The Saatchi Bill team is grateful for all the comments and input we have received throughout the consultation period. Thank you for your help and support.
All the concerns expressed about the Bill have been heard and a new draft Bill is already in play – it remains true to the core principles of nurturing the innovator and protecting the patient, but is clearer on the process that doctors must go through if they are to innovate safely.
The Bill team will publish a guide showing how the new draft Bill meets concerns expressed by legal and medical professionals. (For those lawyers reading this, it will make it clear that Bolam-Bolitho still stands and that the Bill will not support reckless experimentation).
At the same time, the new Bill will hold fast to our guiding principles. Doctors must be given the freedom to innovate responsibly, with the confidence that the law will protect them if their decision is made with the support of a responsible body of medical opinion and consultation.
They must not be forced to wait until their decision is tested in expensive and traumatic litigation or disciplinary proceedings.

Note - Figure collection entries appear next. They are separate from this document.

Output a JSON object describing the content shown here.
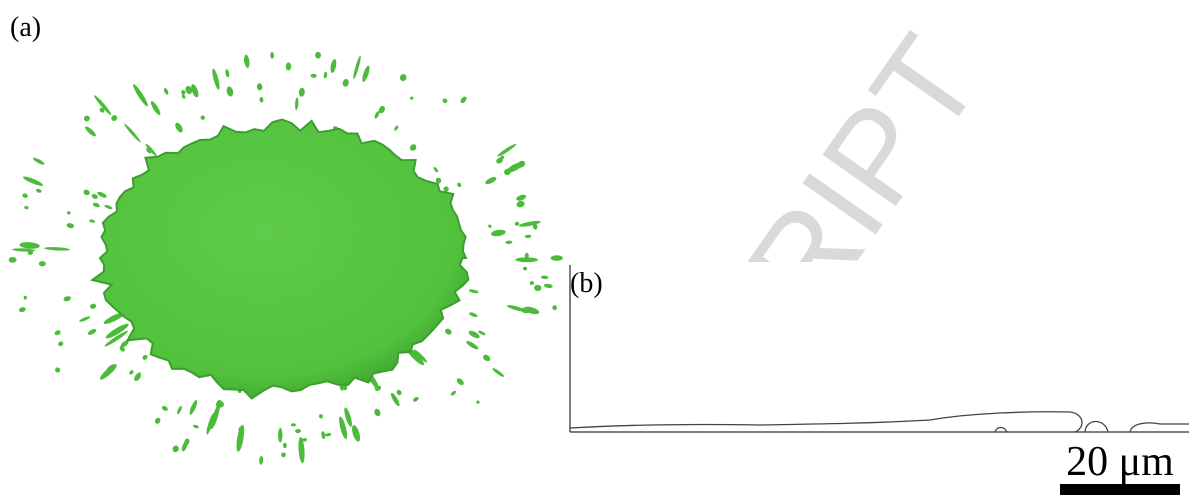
{
  "panels": [
    {
      "label": "(a)"
    },
    {
      "label": "(b)"
    }
  ],
  "scale_bar": {
    "label": "20 μm"
  },
  "watermark": "RIPT"
}
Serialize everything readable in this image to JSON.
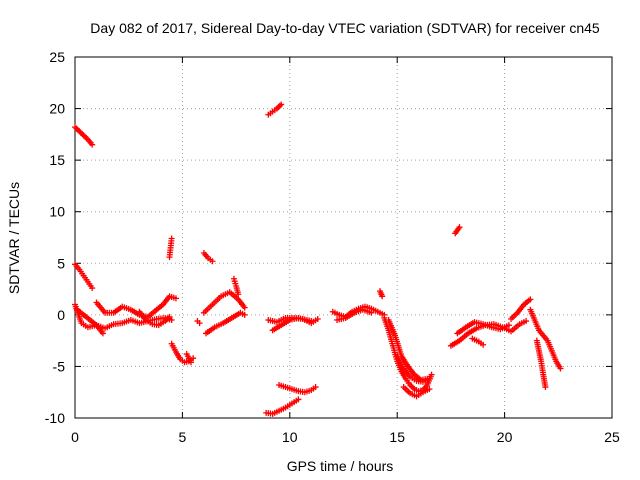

Nobody wants that, except perhaps a small group of lawyers who make their living from the existing litigation-focused system.
The Bill will be an opportunity for all those who are concerned that the legal system is not properly serving patients with rare diseases, whose hope rests entirely on innovation.
Patients want to know that every responsible avenue is being explored in order to help them, and that doing nothing is no longer the easy and safe answer.
And patients will still be protected from negligent treatment. A doctor who harms a patient through bad practice or negligent treatment or who makes a mistake can still be sued. Bad doctoring is still bad doctoring and a mistake that causes damage, remains a mistake.
Good doctors must be given the protection and encouragement of the law to innovate safely and responsibly.
And bad doctors must be deterred from innovating without support of their colleagues.
The Bill achieves both aims.
So, what happens next?
Jeremy Hunt promised to pass the Bill into law if the public wanted it. You have spoken and you have said, clearly and in numbers, that you support the Bill.
Civil servants in the Department of Health will analyse the results and then make a recommendation to Jeremy Hunt whether to support the Bill or not.
We are confident that he will.
It will then be up to the Government to find time to bring the Bill before Parliament for debate and to be passed in to law. This should happen before the next election.
The new Bill and the guide will be published shortly.